Loyalty to the educational aims of the Catholic school demands constant self-criticism and return to basic principles, to the motives which inspire the Church's involvement in education. (Sacred Congregation for Education, The Catholic School, n.67)
Since the Second Vatican Council, the Church has called for the renewal of Catholic education at all levels, from grade school through the research university. The Church has warned that Catholic schools must not be just secular schools with a Catholic name and a religion class. They must draw on the rich heritage of Catholic education to form an educational community that is fully Catholic.
Such an outlook calls for courageous renewal on the part of the Catholic school. The precious heritage of the experience gained over the centuries reveals its vitality precisely in the capacity for prudent innovation. And so, now as in the past, the Catholic school must be able to speak for itself effectively and convincingly. (Sacred Congregation for Education, The Catholic School, n.3)

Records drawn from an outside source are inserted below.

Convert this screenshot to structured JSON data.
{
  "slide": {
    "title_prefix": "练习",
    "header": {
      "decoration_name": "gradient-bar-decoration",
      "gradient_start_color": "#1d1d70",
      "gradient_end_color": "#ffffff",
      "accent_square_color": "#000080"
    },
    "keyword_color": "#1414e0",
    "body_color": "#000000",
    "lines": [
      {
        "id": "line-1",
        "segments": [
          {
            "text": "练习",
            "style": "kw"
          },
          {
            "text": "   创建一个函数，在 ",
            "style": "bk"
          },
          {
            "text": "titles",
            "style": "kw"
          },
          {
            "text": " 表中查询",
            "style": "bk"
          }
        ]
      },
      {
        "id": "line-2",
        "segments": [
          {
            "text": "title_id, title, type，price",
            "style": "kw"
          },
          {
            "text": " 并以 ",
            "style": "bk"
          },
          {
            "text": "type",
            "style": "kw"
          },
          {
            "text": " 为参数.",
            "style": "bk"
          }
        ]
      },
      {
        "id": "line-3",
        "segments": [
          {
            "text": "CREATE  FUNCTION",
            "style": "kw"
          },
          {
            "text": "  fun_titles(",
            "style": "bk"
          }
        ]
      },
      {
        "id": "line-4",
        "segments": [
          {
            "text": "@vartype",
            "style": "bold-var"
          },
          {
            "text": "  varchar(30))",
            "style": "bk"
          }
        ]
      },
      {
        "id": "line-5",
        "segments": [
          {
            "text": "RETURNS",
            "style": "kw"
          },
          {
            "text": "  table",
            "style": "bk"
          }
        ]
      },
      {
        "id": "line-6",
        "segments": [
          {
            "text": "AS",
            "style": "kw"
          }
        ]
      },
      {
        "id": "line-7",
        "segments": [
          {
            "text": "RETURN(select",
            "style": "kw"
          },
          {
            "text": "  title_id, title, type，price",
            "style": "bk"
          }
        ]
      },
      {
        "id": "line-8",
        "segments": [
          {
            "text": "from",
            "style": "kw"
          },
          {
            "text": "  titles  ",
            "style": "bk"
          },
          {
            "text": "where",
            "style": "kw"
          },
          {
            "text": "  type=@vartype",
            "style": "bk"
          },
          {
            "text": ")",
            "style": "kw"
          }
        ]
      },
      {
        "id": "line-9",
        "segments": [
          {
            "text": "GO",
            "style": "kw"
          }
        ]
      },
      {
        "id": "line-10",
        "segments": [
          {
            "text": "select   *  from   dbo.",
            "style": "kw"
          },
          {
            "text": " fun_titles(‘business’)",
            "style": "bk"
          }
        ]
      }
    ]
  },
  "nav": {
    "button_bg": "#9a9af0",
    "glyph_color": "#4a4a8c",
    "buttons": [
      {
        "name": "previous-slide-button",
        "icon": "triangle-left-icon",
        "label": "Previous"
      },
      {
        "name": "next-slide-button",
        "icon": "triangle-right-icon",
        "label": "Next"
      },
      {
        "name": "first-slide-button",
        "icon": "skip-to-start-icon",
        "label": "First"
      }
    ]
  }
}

This is by no means an easy task. Currently, Catholic educators have few resources that will help them to understand what a Catholic school is, can be, should be. The dominant models for education are all fundamentally secular. The practical demands of running a school leave teachers and administrators little time to discover the basic principles of Catholic education.
The Institute for Catholic Liberal Education exists to help Catholic educators answer the Church’s call. We are devoted to understanding the Church’s educational tradition that stretches back to the very beginnings of the Church and its encounter with the highly developed classical system of education. We study carefully the Magisterial documents on education and the contemporary situation so that we can see how today’s Catholic schools can benefit from the strengths of the tradition. We look at secular education to discover what can be learned from it while avoiding the dangers of pluralism, relativism, and vocationalism.
The Institute is dedicated to presenting our understanding of full Catholic education. But even more, the Institute intends to help Catholic educators understand, experience, and share our vision with their students and schools. Through its efforts, the Institute looks forward to the fulfillment of Christopher Dawson’s hope expressed in 1961.
...As education reaches a certain point of development, it opens up new and wider cultural horizons. It ceases to be a utilitarian parochial effort for the maintenance of a minimum standard of religious instruction and becomes the gateway to the wider kingdom of Catholic culture which has two thousand years of tradition behind it and is literally world-wide in its extent and scope.